Monday, July 10, 2006

Last Peony of the Year

At last today a bud has opened on my shyest seedling. Not quite fully open yet but enough to see that it is a white double.

There are some additional buds yet to open on several other plants, but essentially the Peony season is over here -- until the seed pods start opening. 14 May to 11 July plus a few days: a nice long peony season.

This weblog will continue to meander along for the rest of the summer but with a lesser update frequency than during the height of the peony season. But discerning readers will already have figured that out over the last few days!

Wednesday, July 05, 2006

That Elusive Holy Grail- Blue Poppies

The Himalayan Poppy, a common name encompassing Mecanopsis betonicifolia and Mecanopsis grandis and their hybrids and maybe a few other species... Depending on where you live on this great world, they may be easy for you to grow. In Nova Scotia they are one of those frustrating things that grows well in the odd place but not at all just across the property line.

For years I would diligently acquire seed of the above 2 species and try to start some. Most years the seed germinated and then expired through a bout of cold or hot weather, or sun or cloud, at just the wrong time. If all the stars were in proper alignment and everything was good with them my mind would wander and they would dry out the day before I brought the water to them... The few that made it to a spot in the ground in my great outdoors would be eaten by night critters.

Then, 2 years ago I was given a few small plants and some useful advise which has resulted in flowers last year and this! The trick was, a moist partly shaded location, but not wet; and I had just managed to create one by dumping dead pots of sand/compost mix in a mounded heap over a boggy part of the yard. And then the real advice: weak soluble fertilizer applied every week during the first summer, to encourage the poppies to grow offsets from the single crown of the initial plants. The idea (working so far) is that the oldest crowns will flower and probably die in any given summer and then the secondary crowns will survive into the following year-- and so on.

Sunday, July 02, 2006

Rhododendron x fortunei "Cadis"


This is my latest Rhodo to begin to flower each year, and usually is not near as good a show as this year. It's a marginal plant in my zone and often has a lot of winter-killed buds, but I find it worth growing because the species R fortunei is a tree rather than a shrub, and because it is one of the few Rhodos with fragrant flowers which is at all hardy enough for my region. And what a great fragrance, too.

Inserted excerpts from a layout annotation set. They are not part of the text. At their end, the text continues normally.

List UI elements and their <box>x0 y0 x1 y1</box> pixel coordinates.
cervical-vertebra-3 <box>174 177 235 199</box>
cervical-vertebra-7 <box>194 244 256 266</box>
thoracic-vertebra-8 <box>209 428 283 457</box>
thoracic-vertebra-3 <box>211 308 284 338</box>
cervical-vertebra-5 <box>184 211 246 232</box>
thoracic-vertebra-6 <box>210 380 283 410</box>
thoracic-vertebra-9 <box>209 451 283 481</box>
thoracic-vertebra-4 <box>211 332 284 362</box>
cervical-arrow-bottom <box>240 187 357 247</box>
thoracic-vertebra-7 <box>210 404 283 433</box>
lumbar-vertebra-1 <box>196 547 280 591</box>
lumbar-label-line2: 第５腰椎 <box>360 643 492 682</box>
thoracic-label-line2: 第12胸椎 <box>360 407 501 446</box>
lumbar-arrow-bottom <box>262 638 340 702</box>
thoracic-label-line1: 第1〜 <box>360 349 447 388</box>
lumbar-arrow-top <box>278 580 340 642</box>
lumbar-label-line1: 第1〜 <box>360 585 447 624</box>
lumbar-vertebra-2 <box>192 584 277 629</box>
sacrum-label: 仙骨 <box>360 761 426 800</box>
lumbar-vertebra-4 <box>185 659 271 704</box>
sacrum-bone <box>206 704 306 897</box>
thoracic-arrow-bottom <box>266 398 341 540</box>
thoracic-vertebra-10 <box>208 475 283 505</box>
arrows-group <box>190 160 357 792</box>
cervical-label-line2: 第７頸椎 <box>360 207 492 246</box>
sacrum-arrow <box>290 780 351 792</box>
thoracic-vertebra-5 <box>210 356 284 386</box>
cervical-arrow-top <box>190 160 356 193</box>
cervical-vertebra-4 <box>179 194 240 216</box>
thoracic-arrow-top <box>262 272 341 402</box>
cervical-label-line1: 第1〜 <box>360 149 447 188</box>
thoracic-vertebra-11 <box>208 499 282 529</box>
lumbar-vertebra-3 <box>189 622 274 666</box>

Photo from 26 June, when this plant was in peak bloom. It's still loaded with blossoms today.

Saturday, July 01, 2006

Temperature affecting colour


The first photo is of a flower of Paeonia lactiflora which opened on a hot sunny day (well, we did have 4 sunny days in June!!). Second photo is a second flower of the same plant, but one which opened on a cooler cloudy day. (It's more pink, in case your monitor colour is off.)

For those wondering which cultivar this is, it's name is PSMT0629. That is, it is one of my unregistered seedlings. I think I'll keep it.